Personal information
- Born: 1 April 1998 (age 28) Le Havre, France

Sport
- Country: France
- Sport: Skateboarding

Medal record
Men's skateboarding
Representing France
Mediterranean Games
| Gold medal – first place | 2026 Taranto | Men's street |

= Joseph Garbaccio =

French skateboarder (born 1998)

Joseph Garbaccio (born 1 April 1998) is a French professional skateboarder. Although he competes in the bowl discipline, he also competes in street. He skates in a regular stance (left foot forward).

==Early life==
Garbaccio started skateboarding around the age of 5 thanks to his older brother and the DVS Skate More video.

==Career==
Garbaccio won his first French championship title at age 14. He would go on to win this competition 9 times in total, with 2 victories in the Bowl category and 6 victories in the Street category. He also received various titles at the FISE World Championships, notably finishing first several times at different stages (Saudi Arabia, China, Montpellier, etc.). He also finished 3rd at the 2019 Simple Session, and 3rd at the Instax Skateboard Street Contest, organized by FISE Montpellier in 2020 and 2025. He participated 4 times in the Street League and was ranked 201st in the 2022 Global Ranking. In 2024, Garbaccio participated in the 2024 Summer Olympics in the men's street category, where he finished 20th. He competed at the 2026 Mediterranean Games, where he won the gold medal in men's street.

==Other works==
Garbaccio published his first video on his YouTube channel, an Instagram best-of compilation, on 22 July 2019. Since then, he has published approximately one video every one to two weeks.
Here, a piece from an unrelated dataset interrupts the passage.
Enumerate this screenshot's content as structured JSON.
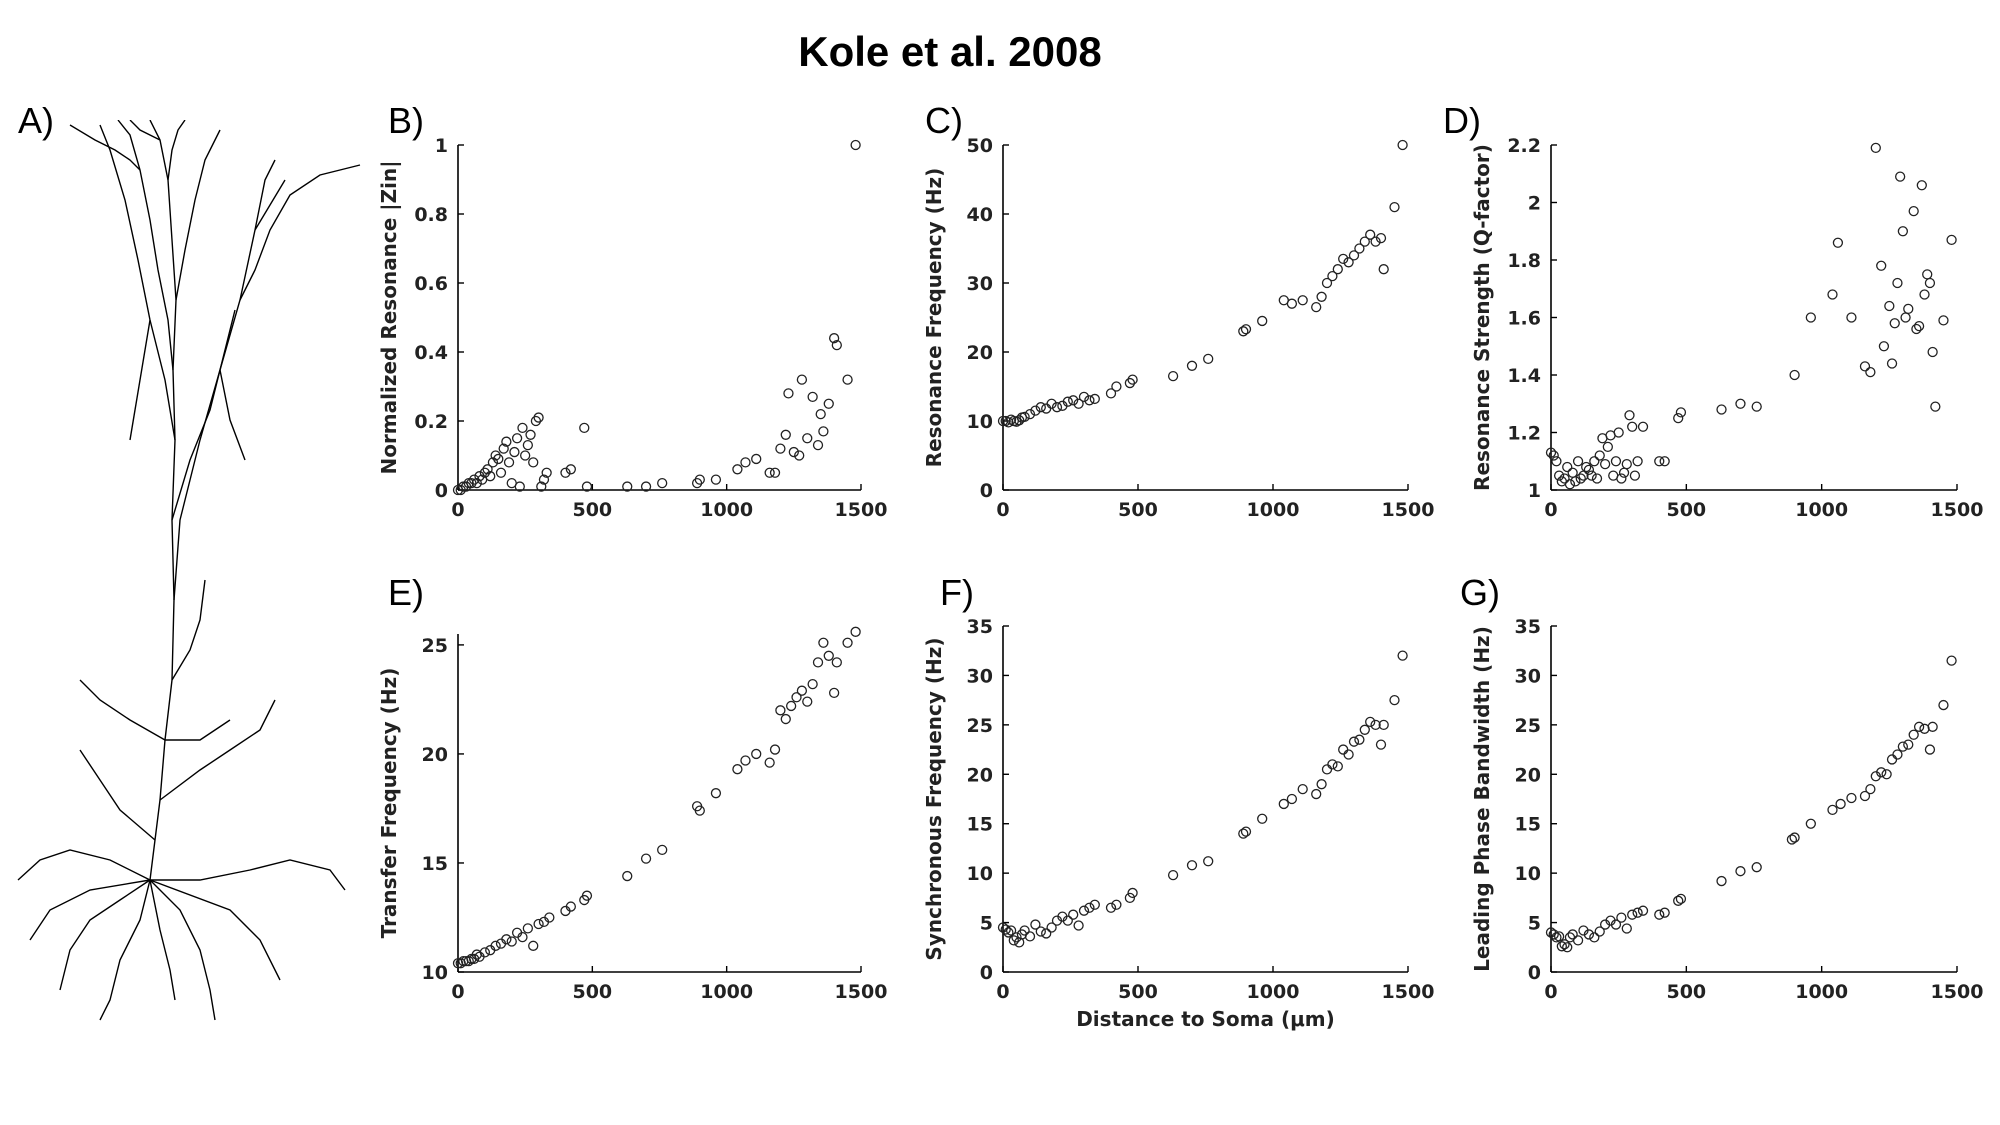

His YouTube channel reached 311k subscribers in 2025. He notably participated in the 2019 DC Skate Tour, which he covered in a video on his YouTube channel. Since late 2020 and early 2021, he has been trying to film a new street skating video for YouTube. Garbaccio has also appeared on television programs such as Riding Zone, and has been interviewed by various television channels such as France 3 Normandie, Paris-Normandie TV, and on the YouTube channel of radio station Mouv'.